Stage and Commit the project locally

  1. Open up Sourcetree.
  2. We first want to turn the project into a Git repo.  To do this, select from the top menu, the File menu, then select the item Clone/New.
  3. Press the Create button (with a Plus (+) sign icon on it).
  4. Uncheck “Create Repository on Account” since we are going to use a “local” remote.
  5. Either use the Browse button or just type, to set the repo path to D:\Documents\Repos\MyProject (or whatever it is for your situation).
  6. Click the blue Create button.
  7. You get a popup asking if you want to create the Git repo in a directory that already exists.  Yes, do this.  It will not overwrite your information (unless you have a directory or file called “.git” in the directory already).
  8. The “Working Copy” of your repo will appear.  If it doesn’t, select Working Copy from the left sidebar menu.
  9. Now, click the Stage All button, somewhere near the middle of the window, at the top-right of the Ustaged Files panel.  (You will only be able to do this if there are files in your project.   If not, you can add a test file just to try out these steps.)  The file(s) will move to the upper Staged Files panel.
  10. Type in some commit message in the commit box at the bottom (such as, “Initial Commit”).  Then press the Commit button at the bottom-left of the window.

Your project has now been committed, but only locally, that is within the newly-created .git directory in your project directory.

Create the Remote on your Disk Drive

Now, we get to the real point of this post: creating the remote repository on your disk drive.  My setup is that the external networked hard drive is the Z drive, and I want to put the remote in a file called Z:\Repos\MyProject.  As before, change this according to your actual situation.

  1. While still in Sourcetree with the Working Copy of MyProject still showing, click the Terminal button near the top-right of the window.
  2. In the Git Bash terminal window that appears (which should automatically have a working directory of /d/Documents/Repos/MyProject, or whatever your project working directory is), type the following to create the new repo (changing path and project name to what you need it to be):git init --bare /z/repos/MyProject

    Note, git bash uses /z/ instead of Z:\ for the root of the Z drive, and the directory slashes go forward instead of backward.  This can be fast or slow depending on how fast your drive is.  If all goes well, you will see a response like “Initialized empty Git repository in Z:/repos/MyProject/”.

  3. While still in the Git Bash terminal window, type the following to clone your project to that new repo you created (while you are still in the same working directory):git clone --bare /z/repos/MyProject

    If all goes well, you will see a message like “Cloning into bare repository ‘MyProject.git’…”.  It is ok if you get a message like “warning: You appear to have cloned an empty repository.”, because we still need to “push” the last commit to this remote repo.

Connect and Push the Local to the Remote

  1. In Sourcetree, select the Repository menu from the top menu and select the “Add Remote…” item.
  2. In the popup, with the Remotes tab active, click the Add button
  3. For Remote name: check the Default Remote.
  4. For Url/Path, type/z/repos/MyProject

    (or the one that you used above)

  5. Ignore the Optional Extended Integration section
  6. Click OK, then click OK again.
  7. As a test, click Push to push your last commit (make a new commit first if you need to).
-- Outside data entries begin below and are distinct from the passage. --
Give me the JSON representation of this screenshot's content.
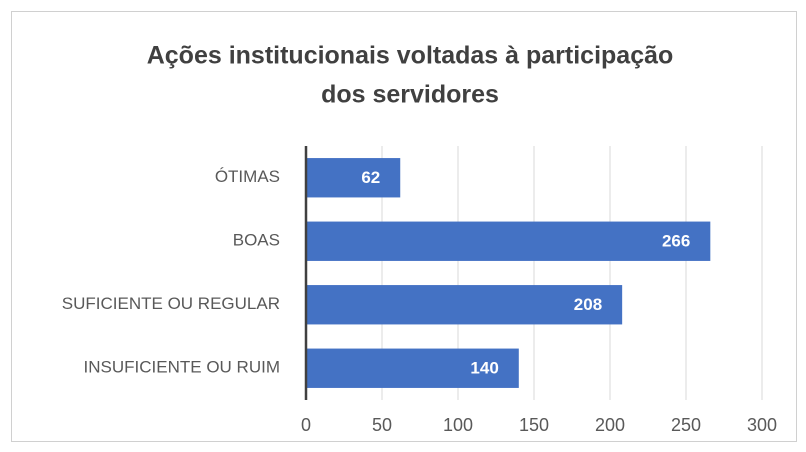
{
  "chart_data": {
    "type": "bar",
    "orientation": "horizontal",
    "title": [
      "Ações institucionais voltadas à participação",
      "dos servidores"
    ],
    "categories": [
      "ÓTIMAS",
      "BOAS",
      "SUFICIENTE OU REGULAR",
      "INSUFICIENTE OU RUIM"
    ],
    "values": [
      62,
      266,
      208,
      140
    ],
    "color": "#4472c4",
    "xlim": [
      0,
      300
    ],
    "xticks": [
      0,
      50,
      100,
      150,
      200,
      250,
      300
    ],
    "grid": true
  }
}
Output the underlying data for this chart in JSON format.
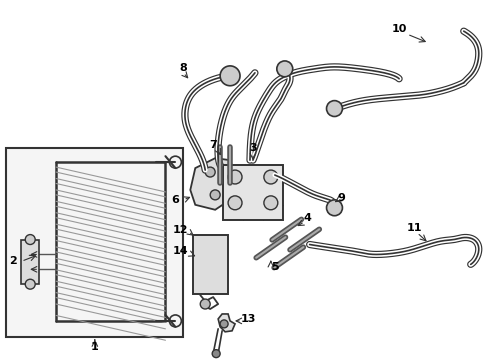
{
  "bg_color": "#ffffff",
  "line_color": "#333333",
  "label_color": "#000000",
  "figsize": [
    4.89,
    3.6
  ],
  "dpi": 100,
  "box_fill": "#ebebeb",
  "condenser_fill": "#f5f5f5"
}
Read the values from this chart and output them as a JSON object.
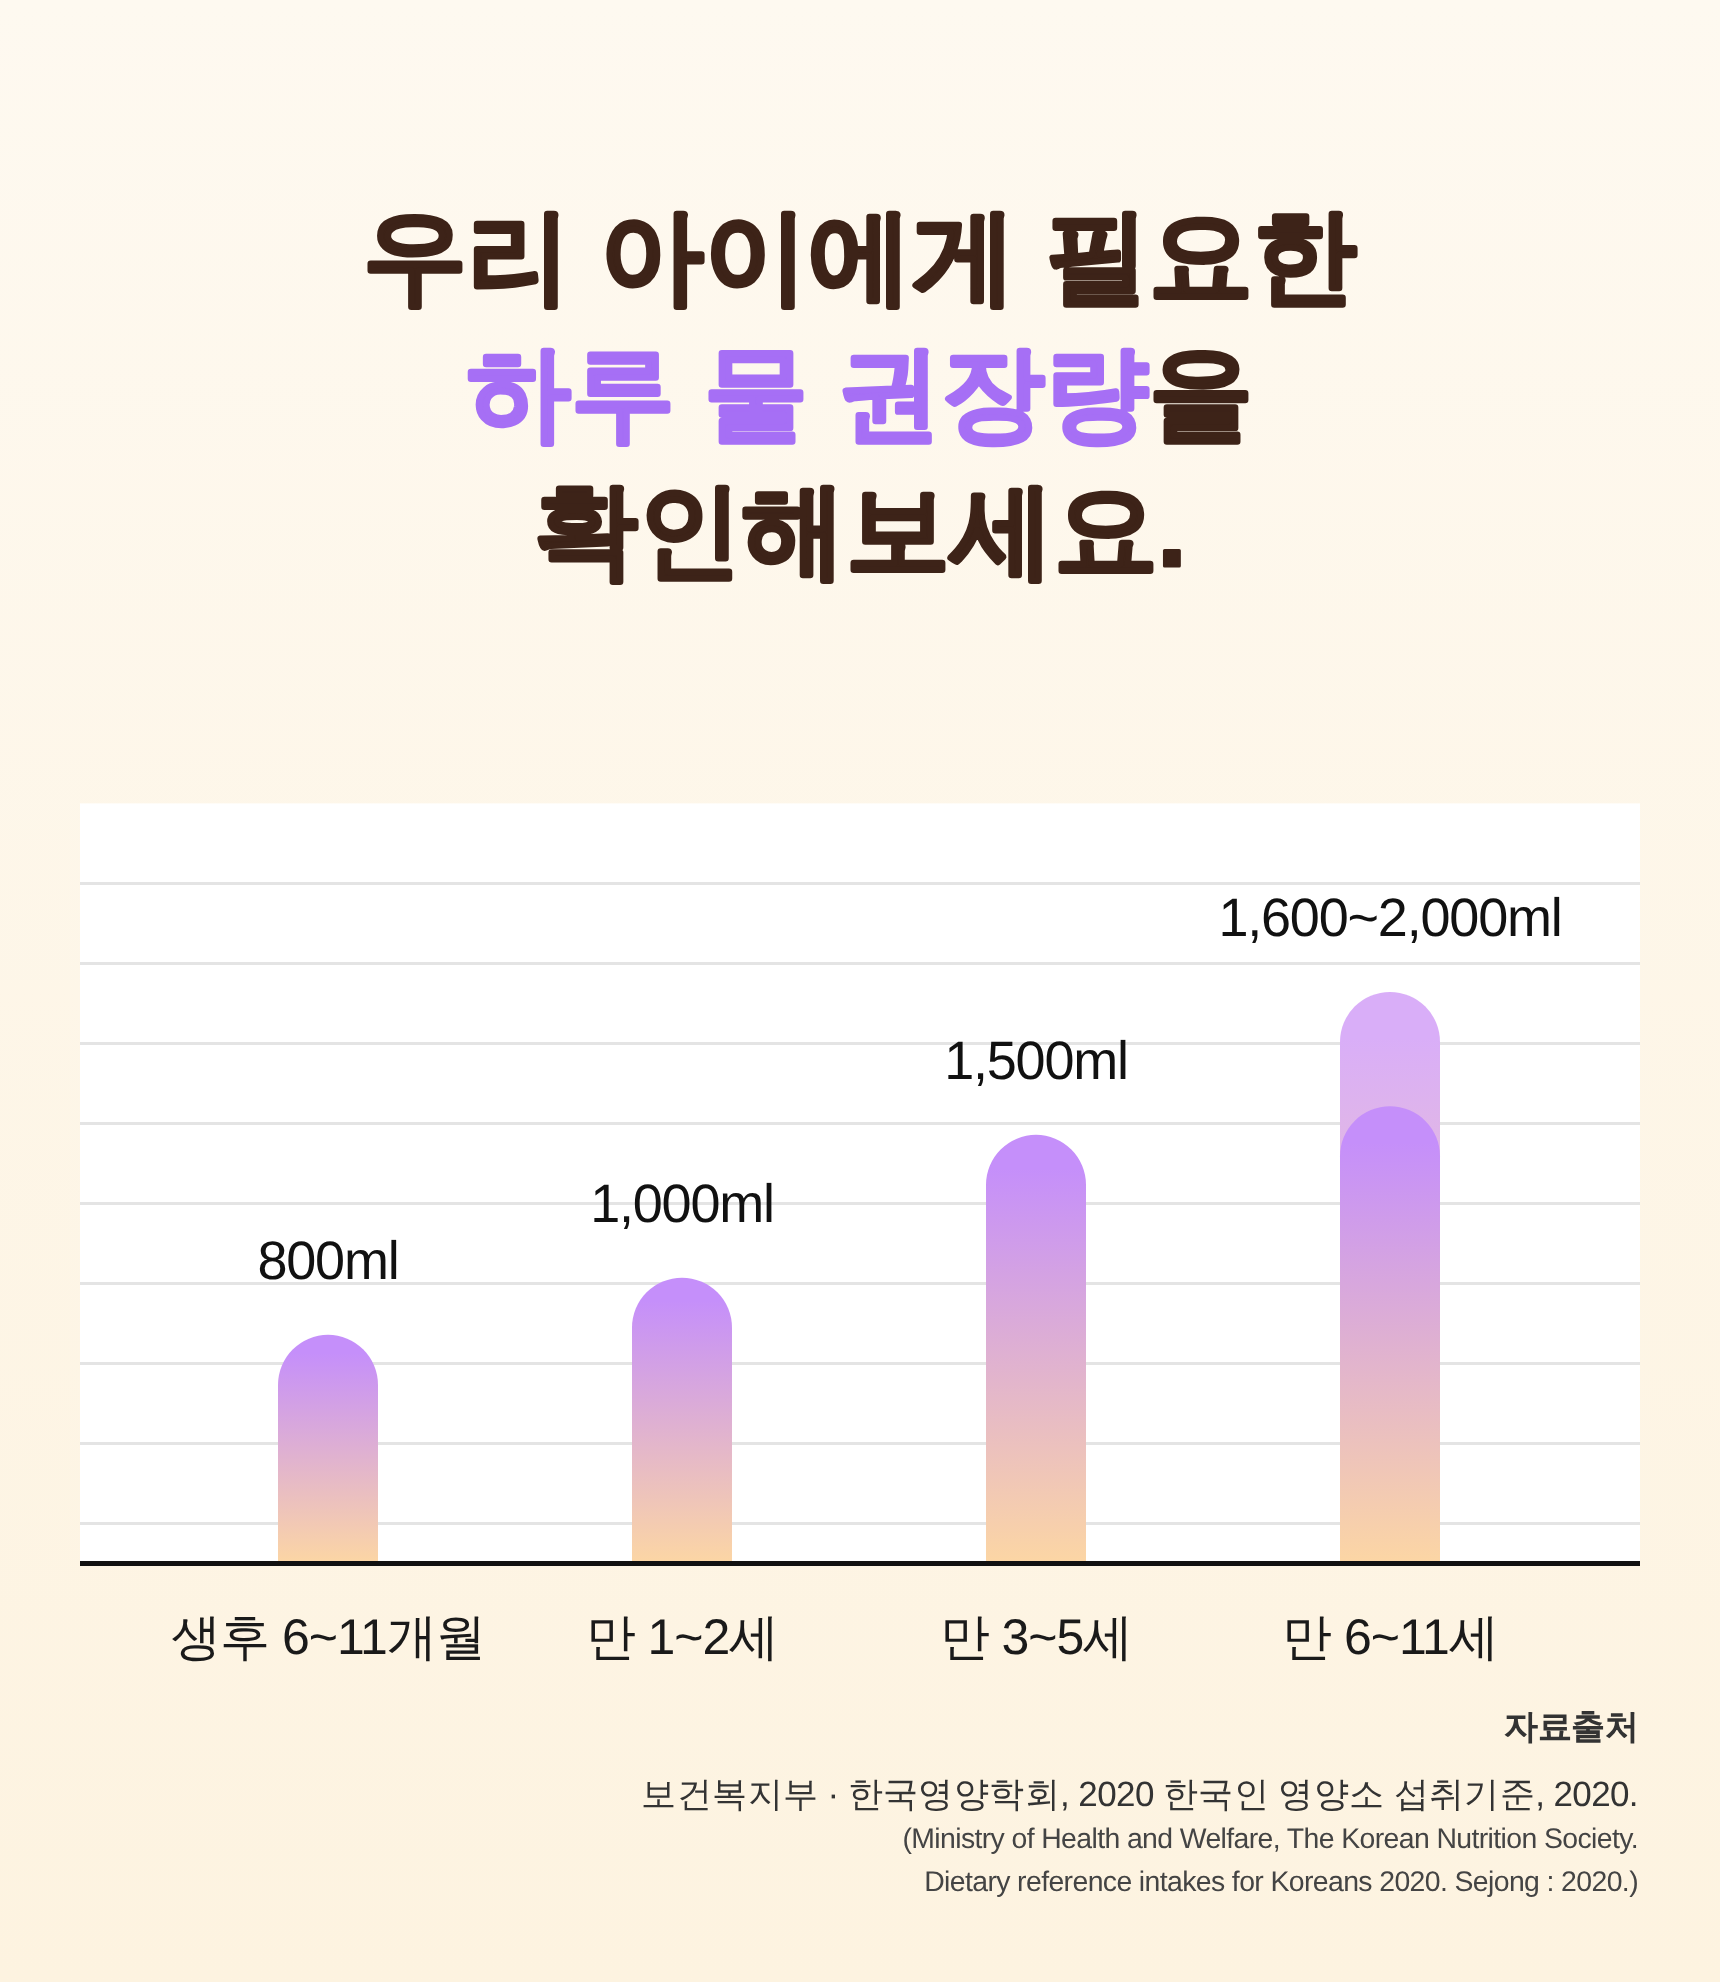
{
  "chart_data": {
    "type": "bar",
    "title": "우리 아이에게 필요한\n하루 물 권장량을\n확인해보세요.",
    "categories": [
      "생후 6~11개월",
      "만 1~2세",
      "만 3~5세",
      "만 6~11세"
    ],
    "series": [
      {
        "color": "#d9aef8",
        "values": [
          null,
          null,
          null,
          2000
        ],
        "value_labels": [
          null,
          null,
          null,
          "1,600~2,000ml"
        ]
      },
      {
        "color": "#c58ffa",
        "values": [
          800,
          1000,
          1500,
          1600
        ],
        "value_labels": [
          "800ml",
          "1,000ml",
          "1,500ml",
          null
        ]
      }
    ],
    "ylim": [
      0,
      2660
    ],
    "yticks": [
      {
        "value": 140,
        "label": null
      },
      {
        "value": 420,
        "label": null
      },
      {
        "value": 700,
        "label": null
      },
      {
        "value": 980,
        "label": null
      },
      {
        "value": 1260,
        "label": null
      },
      {
        "value": 1540,
        "label": null
      },
      {
        "value": 1820,
        "label": null
      },
      {
        "value": 2100,
        "label": null
      },
      {
        "value": 2380,
        "label": null
      }
    ],
    "grid": "y",
    "tick_labels": "x",
    "annotations": [
      "자료출처",
      "보건복지부 · 한국영양학회, 2020 한국인 영양소 섭취기준, 2020.",
      "(Ministry of Health and Welfare, The Korean Nutrition Society.",
      "Dietary reference intakes for Koreans 2020. Sejong : 2020.)"
    ]
  }
}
Check the “Push?” checkbox, and leave local and remote branches as Master, and leave “Track?” checked.
  8. Click the Push button at the bottom.
  9. Depending on amount to push and speed of the disk drive you push to, it might take a while. (My Z drive is slow, being an external networked drive)
  10. It should finish with no errors: no news is good news!

Conclusion

You now know how to keep a git repo local.  I considered showing how to set up a Gitlab instance in a virtual machine, but that was quite involved, and there are some difficult issues with using networked drives and Gitlab.